Following these initial reports, the stock of SIRI started to surge in the market and was last trading at $3.46. Sirius XM Holdings has seen some revenue growth and improved profit margins, during the past few months. However, investors have started to lose interest in the stock, owing to a weak operating cash flow. Fortunately for SIRI, the privatization deal could very well be the answer to some of its major problems. The cash from the deal would help Sirius Holdings to improve its operating cash flow and with a smaller company, the resources would be better managed.

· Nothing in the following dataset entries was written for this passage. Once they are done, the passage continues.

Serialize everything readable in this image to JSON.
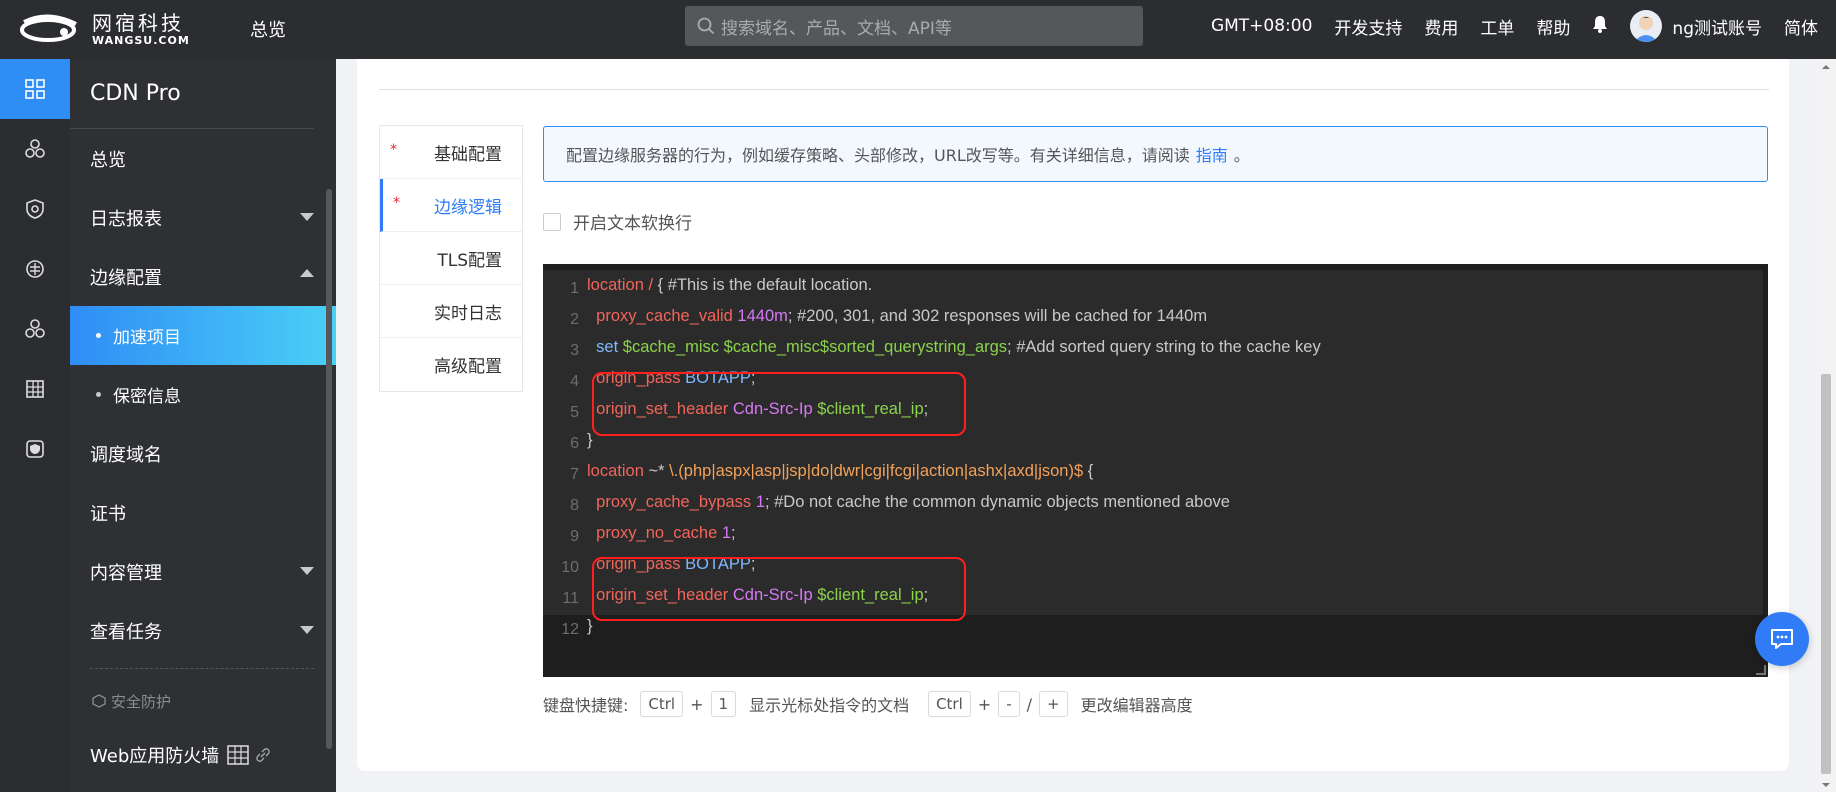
{
  "topbar": {
    "logo_cn": "网宿科技",
    "logo_en": "WANGSU.COM",
    "home": "总览",
    "search_placeholder": "搜索域名、产品、文档、API等",
    "timezone": "GMT+08:00",
    "dev_support": "开发支持",
    "billing": "费用",
    "tickets": "工单",
    "help": "帮助",
    "username": "ng测试账号",
    "language": "简体"
  },
  "rail": {
    "items": [
      "grid-icon",
      "cluster-icon",
      "shield-icon",
      "globe-icon",
      "cluster-icon",
      "table-icon",
      "shield-check-icon"
    ]
  },
  "sidebar": {
    "title": "CDN Pro",
    "items": [
      {
        "label": "总览"
      },
      {
        "label": "日志报表"
      },
      {
        "label": "边缘配置"
      },
      {
        "label": "加速项目"
      },
      {
        "label": "保密信息"
      },
      {
        "label": "调度域名"
      },
      {
        "label": "证书"
      },
      {
        "label": "内容管理"
      },
      {
        "label": "查看任务"
      }
    ],
    "section": "安全防护",
    "waf": "Web应用防火墙"
  },
  "tabs": [
    {
      "label": "基础配置",
      "required": "*"
    },
    {
      "label": "边缘逻辑",
      "required": "*"
    },
    {
      "label": "TLS配置"
    },
    {
      "label": "实时日志"
    },
    {
      "label": "高级配置"
    }
  ],
  "info": {
    "text": "配置边缘服务器的行为，例如缓存策略、头部修改，URL改写等。有关详细信息，请阅读",
    "link": "指南",
    "suffix": "。"
  },
  "wrap_label": "开启文本软换行",
  "editor": {
    "line_numbers": [
      "1",
      "2",
      "3",
      "4",
      "5",
      "6",
      "7",
      "8",
      "9",
      "10",
      "11",
      "12"
    ]
  },
  "shortcuts": {
    "label": "键盘快捷键:",
    "ctrl": "Ctrl",
    "plus": "+",
    "one": "1",
    "doc_desc": "显示光标处指令的文档",
    "minus": "-",
    "slash": "/",
    "height_desc": "更改编辑器高度"
  }
}
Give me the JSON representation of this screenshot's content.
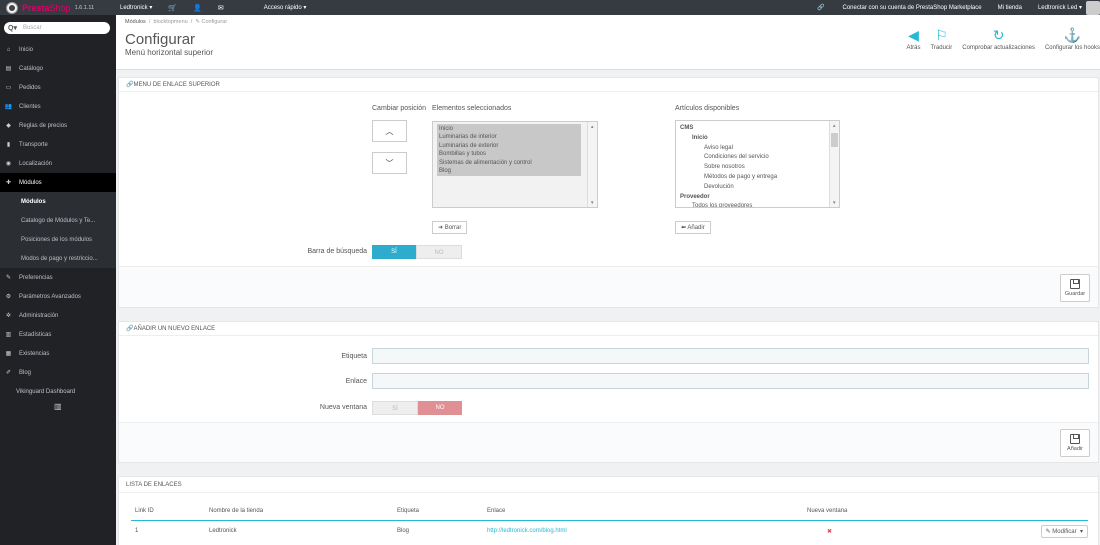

Furthermore, not all of the fears surrounding SIRI would result in a negative impact. This is evident in the customer conversion rate, which fell below 40%. The figures indicated that less than 40% of new car owners did not renew their subscription after their free trial. However, the figures do not take into account that automakers are now installing satellite radio in economical models as well, the owners of which cannot afford to pay for satellite radio. In reality, the subscriber count for SIRI is growing, despite falling conversion rates.

Apart from the company’s overall performance, the privatization of its Canadian wing could also open the doors for much larger companies to acquire SIRI. One of the prime contenders for this deal is Liberty Media, which already holds 61% stake in Sirius Holdings. A much smaller company, with the potential to rake in large revenues could be an ideal addition to Liberty Media.

Sirius XM Holdings Inc. (NASDAQ:SIRI) closed trading at $3.46 per share, after gaining 2.37%, during the February 12 session.